11. How would you describe the feelings you had when you won your first local? What goes through your mind when you are standing on stage and you hear your name called? Shock! Relief! Overwhelming gratitude! And also: “Darn it, I should have invited more people!” 😉 It’s one of those weird things where you feel a lot of things without feeling anything at all, if that makes any sense whatsoever.
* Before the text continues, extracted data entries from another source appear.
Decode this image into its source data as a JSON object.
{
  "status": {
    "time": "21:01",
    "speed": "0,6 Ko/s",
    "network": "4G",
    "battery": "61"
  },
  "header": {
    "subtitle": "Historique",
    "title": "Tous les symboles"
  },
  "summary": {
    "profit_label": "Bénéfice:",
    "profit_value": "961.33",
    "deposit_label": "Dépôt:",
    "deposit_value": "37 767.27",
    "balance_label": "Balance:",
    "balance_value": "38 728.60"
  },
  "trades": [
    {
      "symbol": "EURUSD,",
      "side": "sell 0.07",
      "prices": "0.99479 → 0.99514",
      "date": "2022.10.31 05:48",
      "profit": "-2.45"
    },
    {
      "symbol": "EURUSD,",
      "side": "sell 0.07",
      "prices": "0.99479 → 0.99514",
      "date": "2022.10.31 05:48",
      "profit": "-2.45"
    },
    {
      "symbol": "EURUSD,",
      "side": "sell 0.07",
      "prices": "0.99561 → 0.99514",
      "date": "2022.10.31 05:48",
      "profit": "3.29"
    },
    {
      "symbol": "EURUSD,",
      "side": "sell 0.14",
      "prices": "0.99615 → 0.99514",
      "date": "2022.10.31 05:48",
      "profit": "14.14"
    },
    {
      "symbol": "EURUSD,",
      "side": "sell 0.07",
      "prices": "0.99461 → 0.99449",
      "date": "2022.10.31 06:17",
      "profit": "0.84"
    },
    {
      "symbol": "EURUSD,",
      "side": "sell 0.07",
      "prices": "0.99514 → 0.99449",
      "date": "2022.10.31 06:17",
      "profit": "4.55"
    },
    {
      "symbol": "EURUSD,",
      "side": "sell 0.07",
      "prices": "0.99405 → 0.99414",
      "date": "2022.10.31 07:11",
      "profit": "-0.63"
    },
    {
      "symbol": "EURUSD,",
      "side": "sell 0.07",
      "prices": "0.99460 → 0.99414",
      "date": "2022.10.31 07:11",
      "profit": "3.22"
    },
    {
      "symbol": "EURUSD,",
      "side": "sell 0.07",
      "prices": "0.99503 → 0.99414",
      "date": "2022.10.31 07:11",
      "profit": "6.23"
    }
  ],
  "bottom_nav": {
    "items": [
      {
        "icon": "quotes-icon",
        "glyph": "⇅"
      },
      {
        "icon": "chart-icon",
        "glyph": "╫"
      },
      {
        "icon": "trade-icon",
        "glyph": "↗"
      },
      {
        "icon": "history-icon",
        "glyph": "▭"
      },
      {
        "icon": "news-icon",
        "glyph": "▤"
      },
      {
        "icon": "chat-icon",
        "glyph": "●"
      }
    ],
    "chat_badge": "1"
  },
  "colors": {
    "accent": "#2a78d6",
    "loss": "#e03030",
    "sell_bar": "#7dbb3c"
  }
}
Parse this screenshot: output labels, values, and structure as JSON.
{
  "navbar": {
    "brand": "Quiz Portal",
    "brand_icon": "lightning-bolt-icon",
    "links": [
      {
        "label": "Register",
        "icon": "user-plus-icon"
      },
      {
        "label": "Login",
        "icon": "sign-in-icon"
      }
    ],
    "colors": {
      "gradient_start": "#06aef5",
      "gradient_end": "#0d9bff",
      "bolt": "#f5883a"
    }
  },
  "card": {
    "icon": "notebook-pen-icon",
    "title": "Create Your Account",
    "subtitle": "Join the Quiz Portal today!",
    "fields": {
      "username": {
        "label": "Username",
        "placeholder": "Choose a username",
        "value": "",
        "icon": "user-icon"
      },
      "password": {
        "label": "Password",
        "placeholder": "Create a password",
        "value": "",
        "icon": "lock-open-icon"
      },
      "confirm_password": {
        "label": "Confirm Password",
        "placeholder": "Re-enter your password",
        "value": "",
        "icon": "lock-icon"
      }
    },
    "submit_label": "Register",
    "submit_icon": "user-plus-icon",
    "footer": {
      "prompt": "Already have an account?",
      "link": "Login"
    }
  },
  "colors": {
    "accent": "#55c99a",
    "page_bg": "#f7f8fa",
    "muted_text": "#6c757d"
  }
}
12. If someone says, “You’re a beauty queen, what’s the relevancy of a pageant in today’s society,” what would you say to them? I really don’t know whether crowns and sashes will hold their relevancy forever. But what I do know is that what young women take away from their involvement in the Miss America Organization, or any pageant organization for that matter – things like community involvement, public speaking skills, hard work, confidence, scholarships, etc. – I hope never go out of style! There are just not many (if any) organizations out there that do what MAO does. It’s a shame society has been tricked into thinking what they see on TV once a year is representative of the impact MAO really has on its contestants, volunteers, etc.
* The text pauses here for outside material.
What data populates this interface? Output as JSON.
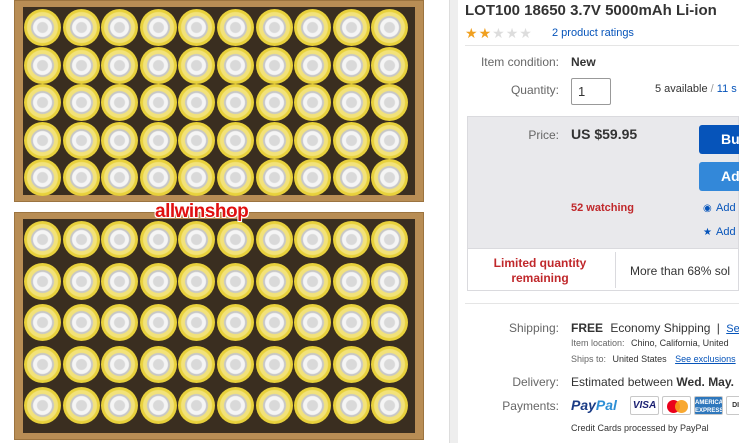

13. What is the most memorable moment you’ve experienced as a contestant/titleholder? There are so many “little moments” I hold on to. I loved all the funny questions little kids had (“Are you friends with Kate (Middleton)? Do you live in a castle?”) But I also loved all the serious conversations I had with people who attended my presentations about alcoholism. They made my year of service extra meaningful. I also loved visiting the Children’s Hospital during Miss Wisconsin Week. I still have a little ceramic angel hanging from my car mirror that one of the patients made for all of us contestants.
14. How has your involvement influenced your life? It instilled fearlessness in me. It showed me how important it is to “go for it” in life. It proved to me I had what it took to achieve a goal I had set out for. Plus, there were a thousand perks along the way like new friends, new skills and shiny headwear.
15. What advice would you give to fellow sisters, contestants, and young girls looking to one day compete for a title? Do it! Don’t obsess over it though (if you can help it). Do take everyone’s feedback with a grain of salt. Don’t think about this as a competition with other girls but as a competition with yourself.
16. As a woman who has aged out of competing, reflecting back, how would you sum up your experience using only one word? Unexpected
17. Does your journey within the Miss America Organization define who you are today, why or why not? It doesn’t define who I am, no, but it is most certainly an important and, I think, interesting part of my story.